Technical information
- Class: A1
- ERP: 250 watts
- HAAT: 53.8 metres (177 ft)

Links
- Website: cfru.ca

= CFRU-FM =

Radio station at the University of Guelph in Canada

CFRU-FM, airing at 93.3 on the FM dial, is a campus radio station based at the University of Guelph in Guelph, Ontario, Canada. CFRU is a volunteer-run campus and community radio station. CFRU is a member of the National Campus and Community Radio Association. The station hosted the 2005 national conference of that organization.

== History ==
Radio at the University of Guelph has a long history dating back to 1939 when there was a credit course in radio broadcasting offered by the Ontario Agricultural College. Radio curriculum was taught at the University of Guelph until the late 1950s.

Throughout the late 1950s and early 1960s various colleges at the University of Guelph produced a half-hour radio program for CJOY in a sound booth in the Massey Hall drama practice theatre.

In 1965, broadcast executive Frank Ryan, a former member of the university's Board of Governors, bequeathed the university $25,000 in his will to launch its own radio station.

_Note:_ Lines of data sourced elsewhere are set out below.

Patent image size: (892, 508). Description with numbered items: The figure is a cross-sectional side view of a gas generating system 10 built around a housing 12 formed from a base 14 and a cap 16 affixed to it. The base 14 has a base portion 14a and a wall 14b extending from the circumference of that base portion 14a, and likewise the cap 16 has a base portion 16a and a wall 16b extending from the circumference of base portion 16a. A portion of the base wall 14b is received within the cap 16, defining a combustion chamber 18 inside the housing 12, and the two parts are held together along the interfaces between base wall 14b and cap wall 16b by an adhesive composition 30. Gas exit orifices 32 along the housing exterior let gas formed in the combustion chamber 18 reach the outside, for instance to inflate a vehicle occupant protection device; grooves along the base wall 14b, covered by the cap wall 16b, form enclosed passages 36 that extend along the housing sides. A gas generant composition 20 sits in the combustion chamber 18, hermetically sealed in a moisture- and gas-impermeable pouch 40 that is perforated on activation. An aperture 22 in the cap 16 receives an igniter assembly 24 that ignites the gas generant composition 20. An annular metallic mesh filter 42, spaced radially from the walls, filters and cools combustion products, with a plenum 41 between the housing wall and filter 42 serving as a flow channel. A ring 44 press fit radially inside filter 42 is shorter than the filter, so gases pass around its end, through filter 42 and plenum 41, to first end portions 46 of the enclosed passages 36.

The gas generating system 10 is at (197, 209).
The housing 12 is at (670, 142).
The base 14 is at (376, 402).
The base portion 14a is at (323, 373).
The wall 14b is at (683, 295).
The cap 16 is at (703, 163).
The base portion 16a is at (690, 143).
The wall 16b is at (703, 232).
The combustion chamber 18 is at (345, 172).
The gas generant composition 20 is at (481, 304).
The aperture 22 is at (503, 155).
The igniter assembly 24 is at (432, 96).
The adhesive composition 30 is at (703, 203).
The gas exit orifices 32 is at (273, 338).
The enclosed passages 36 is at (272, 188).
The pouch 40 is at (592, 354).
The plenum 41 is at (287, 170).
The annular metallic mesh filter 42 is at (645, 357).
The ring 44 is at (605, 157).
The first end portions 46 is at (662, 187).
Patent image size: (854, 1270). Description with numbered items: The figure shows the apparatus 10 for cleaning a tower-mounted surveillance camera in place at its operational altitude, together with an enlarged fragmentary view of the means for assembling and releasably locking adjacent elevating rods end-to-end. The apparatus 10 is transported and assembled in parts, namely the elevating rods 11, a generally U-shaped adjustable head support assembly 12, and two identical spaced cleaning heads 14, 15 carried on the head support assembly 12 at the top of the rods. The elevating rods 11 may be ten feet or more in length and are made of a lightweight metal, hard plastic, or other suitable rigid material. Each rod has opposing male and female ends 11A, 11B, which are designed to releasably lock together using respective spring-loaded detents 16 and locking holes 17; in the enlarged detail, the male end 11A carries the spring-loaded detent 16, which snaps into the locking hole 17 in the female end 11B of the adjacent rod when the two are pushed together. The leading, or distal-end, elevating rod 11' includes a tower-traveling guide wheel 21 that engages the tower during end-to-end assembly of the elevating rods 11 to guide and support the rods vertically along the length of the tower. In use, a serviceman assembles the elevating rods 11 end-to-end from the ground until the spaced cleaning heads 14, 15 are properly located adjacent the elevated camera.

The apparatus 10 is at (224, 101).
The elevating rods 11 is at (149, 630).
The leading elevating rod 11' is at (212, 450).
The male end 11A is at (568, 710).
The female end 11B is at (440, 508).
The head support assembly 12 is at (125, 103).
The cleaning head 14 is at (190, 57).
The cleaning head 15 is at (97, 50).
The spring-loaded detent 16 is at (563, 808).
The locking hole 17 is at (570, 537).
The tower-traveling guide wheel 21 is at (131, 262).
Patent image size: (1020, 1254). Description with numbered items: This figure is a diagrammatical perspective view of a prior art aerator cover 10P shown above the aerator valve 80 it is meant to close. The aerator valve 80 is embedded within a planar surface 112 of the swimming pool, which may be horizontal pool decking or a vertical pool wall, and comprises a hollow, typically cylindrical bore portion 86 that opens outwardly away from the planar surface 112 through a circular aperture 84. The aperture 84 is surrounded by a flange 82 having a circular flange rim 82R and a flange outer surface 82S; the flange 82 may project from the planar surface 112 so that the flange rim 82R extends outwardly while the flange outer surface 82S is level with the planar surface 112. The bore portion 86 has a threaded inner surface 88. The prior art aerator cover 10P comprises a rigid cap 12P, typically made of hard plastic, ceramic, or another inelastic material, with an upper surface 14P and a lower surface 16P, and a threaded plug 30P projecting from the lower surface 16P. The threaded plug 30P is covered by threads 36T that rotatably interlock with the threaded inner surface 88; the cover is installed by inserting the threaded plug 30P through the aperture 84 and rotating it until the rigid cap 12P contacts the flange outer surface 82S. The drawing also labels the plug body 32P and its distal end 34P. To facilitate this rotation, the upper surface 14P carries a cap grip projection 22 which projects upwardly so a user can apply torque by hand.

In 1969, Room 102 of the Physical Sciences Building became a radio studio as Radio Gryphon began regular programming to cafeterias and student lounges through a closed circuit system. CJOY programming discontinued.

In September 1970, Radio Gryphon experimented with on-campus AM broadcasting and Radio Gryphon was added to Guelph cable FM system (105.7 FM). In November 1970 the Department of Communications shut down Radio Gryphon for operating a radio broadcasting station without a licence.

In 1973, CFRU was awarded an AM licence to broadcast on campus at 820 kHz. In 1974 CFRU moved into new studios in the University Centre. CFRU was the first group to move into the new University Centre.

It moved to its current FM frequency in 1980, broadcasting a 50 watt signal until 1991. In that year, the station expanded its signal to 250 watts, enabling it to reach the Kitchener-Waterloo region. In 2005 CFRU celebrated 25 years as an FM broadcaster in Canada with a series of concerts and community events.

On April 24, 2008 CFRU began broadcasting in a newly revamped on-air studio, updating the technological operations of the station to provide better and smoother programming.

== Programming ==
CFRU offers a wide range of programming including an eclectic mix of music shows, alternative and international news shows, spoken word shows, and foreign language programming.

CFRU broadcasts in English, Spanish, Mandarin, Cantonese, Turkish, Polish, Persian, and Dari. CFRU's music programs feature a variety of musical genres including hip-hop, punk, metal, salsa, drum and bass and reggae. Overall it plays a wide variety of Canadian and independent music.

CFRU holds its annual membership drive, Raise Your Voice, in October.